西京区では区民に配布する認知症チェックリストを作成し、疑わしい場合にすぐ相談できるよう「もの忘れ相談医」を設置。医院では相談に応じながら、正確な診断を下すために二次診断協力医療機関を紹介する。診断が確定後は、かかりつけ医あるいは相談医が経過観察を行うという流れになる。また徘徊や暴力などの周辺症状が出てきた場合に対応できるよう西京区の精神科等に周辺症状相談医をお願いしている。入院が必要な場合も協力医療機関を配置。「この協議会のネットワークを区民の方も一緒になって育てていただき、西京区全体で認知症になっても安心して暮らせる街をつくっていきたい」と述べた。
西京区民に配布している認知症チェックリスト
まずは認知症を知ることから
特別講演では認知症介護研究研修東京センター、センター長の本間昭氏が「認知症ってどんな病気?」と題して講演。
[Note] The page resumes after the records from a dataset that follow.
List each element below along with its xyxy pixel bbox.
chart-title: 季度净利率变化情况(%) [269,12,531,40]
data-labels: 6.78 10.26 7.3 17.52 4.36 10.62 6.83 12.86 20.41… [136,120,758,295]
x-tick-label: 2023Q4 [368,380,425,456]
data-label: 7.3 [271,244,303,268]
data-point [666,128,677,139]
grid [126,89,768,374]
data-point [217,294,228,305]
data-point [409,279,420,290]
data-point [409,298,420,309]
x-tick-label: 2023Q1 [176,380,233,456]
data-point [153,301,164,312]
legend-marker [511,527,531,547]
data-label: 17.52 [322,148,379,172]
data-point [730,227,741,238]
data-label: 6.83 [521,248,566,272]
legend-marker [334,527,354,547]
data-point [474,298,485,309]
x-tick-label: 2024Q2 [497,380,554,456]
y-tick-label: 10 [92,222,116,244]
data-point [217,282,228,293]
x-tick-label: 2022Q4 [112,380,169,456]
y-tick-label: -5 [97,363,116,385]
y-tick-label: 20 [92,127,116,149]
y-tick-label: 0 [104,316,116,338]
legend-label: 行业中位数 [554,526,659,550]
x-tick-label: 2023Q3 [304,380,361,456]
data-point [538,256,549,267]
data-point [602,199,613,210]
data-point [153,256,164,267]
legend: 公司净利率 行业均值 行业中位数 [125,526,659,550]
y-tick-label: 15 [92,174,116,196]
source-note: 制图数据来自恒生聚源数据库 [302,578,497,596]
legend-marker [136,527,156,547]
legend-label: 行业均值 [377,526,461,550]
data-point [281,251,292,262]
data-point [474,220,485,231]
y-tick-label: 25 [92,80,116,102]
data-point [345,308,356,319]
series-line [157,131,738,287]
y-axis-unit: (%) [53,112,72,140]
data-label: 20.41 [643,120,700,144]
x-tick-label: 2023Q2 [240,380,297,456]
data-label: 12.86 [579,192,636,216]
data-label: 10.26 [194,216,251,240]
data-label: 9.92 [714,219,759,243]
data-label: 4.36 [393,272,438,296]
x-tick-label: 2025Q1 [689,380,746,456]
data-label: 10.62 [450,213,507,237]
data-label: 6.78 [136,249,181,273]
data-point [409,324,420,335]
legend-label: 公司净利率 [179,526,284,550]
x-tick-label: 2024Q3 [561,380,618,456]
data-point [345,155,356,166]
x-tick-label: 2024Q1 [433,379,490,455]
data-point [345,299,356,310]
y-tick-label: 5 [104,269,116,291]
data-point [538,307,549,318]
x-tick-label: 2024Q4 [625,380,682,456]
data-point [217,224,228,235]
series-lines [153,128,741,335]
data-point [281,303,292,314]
医院に相談するためには、まず認知症を知ることが必要。早期に診断ができれば本人に病気の説明ができ、また内科・外科的治療の可能性が出てくる。原因がアルツハイマー病なら抗認知症薬で進行を遅らせることができ、結果在宅の期間を長くすることができる。また、認知症になる原因も症状も様々で、周囲の環境や本人の身体疾患、心理状態でも変化するということを知っていただきたい。医院のほうでも本人あるいは家族からの相談を受けた際には、なにを確認するべきかという一定のチェック項目を設けるべき。また、研修会などで相談医の共通の認識とすることが重要である。「達成までには時間がかかるかもしれないが、達成できれば強固なネットワークとなるので、ぜひ成功させてほしい」と述べた。
公開講座の最後には、西京区認知症地域ケア協議会代表世話人である西京医師会の北村裕展氏が「早期に発見して、早期に治療すれば認知症の進行は遅らせることができ、また地域の重要性を再度確信できた。まだまだ立ち上がったばかりの協議会だが連携を深め、この地区に住みたいと思われる西京区にしたい」と述べ、閉会の挨拶とされた。